This soup is packed with flavors of the season, combining the mild sweetness of opo squash with carrots, potatoes, and celery in a savory broth. It's a perfect dish for a cozy night in or for sharing with loved ones around the table.
Ingredients
- 1 opo squash, peeled and diced
- 2 carrots, peeled and sliced
- 2 potatoes, peeled and diced
- 2 stalks of celery, chopped
- 1 onion, diced
- 4 cups vegetable broth
- 1 tsp thyme
- 1 tsp rosemary
- Salt and pepper to taste
- 2 tbsp olive oil
Directions
- In a large pot, heat olive oil over medium heat.
- Add the diced onion and cook until translucent.
- Add the opo squash, carrots, potatoes, and celery to the pot and sauté for 5 minutes.

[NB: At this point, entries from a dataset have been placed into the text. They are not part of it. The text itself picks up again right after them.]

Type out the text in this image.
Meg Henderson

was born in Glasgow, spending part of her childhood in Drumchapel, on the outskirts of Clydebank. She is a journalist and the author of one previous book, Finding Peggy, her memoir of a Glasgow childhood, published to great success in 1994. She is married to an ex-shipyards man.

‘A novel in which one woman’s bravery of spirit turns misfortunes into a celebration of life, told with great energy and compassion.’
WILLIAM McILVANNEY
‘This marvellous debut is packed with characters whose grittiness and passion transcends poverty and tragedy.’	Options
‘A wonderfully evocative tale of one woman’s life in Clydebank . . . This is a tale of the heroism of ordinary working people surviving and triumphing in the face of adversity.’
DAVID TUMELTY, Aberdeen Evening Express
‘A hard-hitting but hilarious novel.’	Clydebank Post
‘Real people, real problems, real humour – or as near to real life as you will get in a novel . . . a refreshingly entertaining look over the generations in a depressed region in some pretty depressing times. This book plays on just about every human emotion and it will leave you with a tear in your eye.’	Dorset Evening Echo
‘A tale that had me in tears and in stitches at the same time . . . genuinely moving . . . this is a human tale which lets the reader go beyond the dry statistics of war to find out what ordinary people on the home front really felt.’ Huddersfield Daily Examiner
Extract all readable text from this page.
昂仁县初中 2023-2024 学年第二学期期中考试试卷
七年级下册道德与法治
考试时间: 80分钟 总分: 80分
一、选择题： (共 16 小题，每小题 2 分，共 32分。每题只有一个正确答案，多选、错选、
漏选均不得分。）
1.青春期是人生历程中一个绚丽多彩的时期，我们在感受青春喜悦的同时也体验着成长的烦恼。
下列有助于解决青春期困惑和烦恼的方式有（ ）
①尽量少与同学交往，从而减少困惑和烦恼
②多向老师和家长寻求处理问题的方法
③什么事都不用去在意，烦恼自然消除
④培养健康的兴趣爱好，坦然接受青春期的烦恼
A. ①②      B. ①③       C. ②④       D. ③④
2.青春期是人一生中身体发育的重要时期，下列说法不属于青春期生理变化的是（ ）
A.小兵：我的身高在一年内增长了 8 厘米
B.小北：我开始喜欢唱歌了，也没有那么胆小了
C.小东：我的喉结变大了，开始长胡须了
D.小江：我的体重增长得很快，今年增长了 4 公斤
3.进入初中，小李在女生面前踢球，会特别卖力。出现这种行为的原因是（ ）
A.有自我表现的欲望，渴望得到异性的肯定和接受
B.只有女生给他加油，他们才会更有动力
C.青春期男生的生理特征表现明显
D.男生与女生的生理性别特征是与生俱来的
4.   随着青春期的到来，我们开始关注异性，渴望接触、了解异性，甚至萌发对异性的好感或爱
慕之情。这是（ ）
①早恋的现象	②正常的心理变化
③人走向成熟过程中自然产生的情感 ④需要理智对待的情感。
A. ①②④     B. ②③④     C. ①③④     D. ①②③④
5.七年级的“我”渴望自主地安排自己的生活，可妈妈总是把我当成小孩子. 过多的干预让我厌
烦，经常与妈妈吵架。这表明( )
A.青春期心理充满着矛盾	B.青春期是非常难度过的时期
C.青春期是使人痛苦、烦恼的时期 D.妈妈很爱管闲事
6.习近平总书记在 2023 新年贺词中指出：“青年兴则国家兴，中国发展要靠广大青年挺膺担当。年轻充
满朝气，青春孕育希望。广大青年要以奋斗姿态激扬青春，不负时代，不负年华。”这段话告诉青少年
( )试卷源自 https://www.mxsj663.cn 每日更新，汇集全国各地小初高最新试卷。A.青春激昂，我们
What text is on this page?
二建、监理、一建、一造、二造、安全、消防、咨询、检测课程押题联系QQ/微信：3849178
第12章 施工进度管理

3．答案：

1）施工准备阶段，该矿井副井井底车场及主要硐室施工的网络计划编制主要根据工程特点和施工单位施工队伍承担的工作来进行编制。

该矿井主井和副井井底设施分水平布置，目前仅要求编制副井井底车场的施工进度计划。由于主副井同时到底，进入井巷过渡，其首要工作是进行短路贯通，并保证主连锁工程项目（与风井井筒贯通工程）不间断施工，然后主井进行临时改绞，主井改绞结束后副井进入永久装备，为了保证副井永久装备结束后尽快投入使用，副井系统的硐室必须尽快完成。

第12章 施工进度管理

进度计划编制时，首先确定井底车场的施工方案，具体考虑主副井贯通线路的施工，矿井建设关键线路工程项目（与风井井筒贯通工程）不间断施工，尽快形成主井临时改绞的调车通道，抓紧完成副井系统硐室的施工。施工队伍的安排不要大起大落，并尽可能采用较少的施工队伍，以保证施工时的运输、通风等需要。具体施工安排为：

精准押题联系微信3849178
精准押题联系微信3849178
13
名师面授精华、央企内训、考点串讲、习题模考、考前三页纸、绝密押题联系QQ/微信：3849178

- Pour in the vegetable broth and add the thyme and rosemary.
- Bring the soup to a boil, then reduce heat and simmer for 25-30 minutes, or until the vegetables are tender.
- Season with salt and pepper to taste.
- Serve hot and enjoy!
Interesting Facts
Opo squash is also known as calabash or bottle gourd, and is commonly used in Asian and American cuisines.
This soup is a great way to use up seasonal vegetables and is perfect for meal prep or freezing for later enjoyment.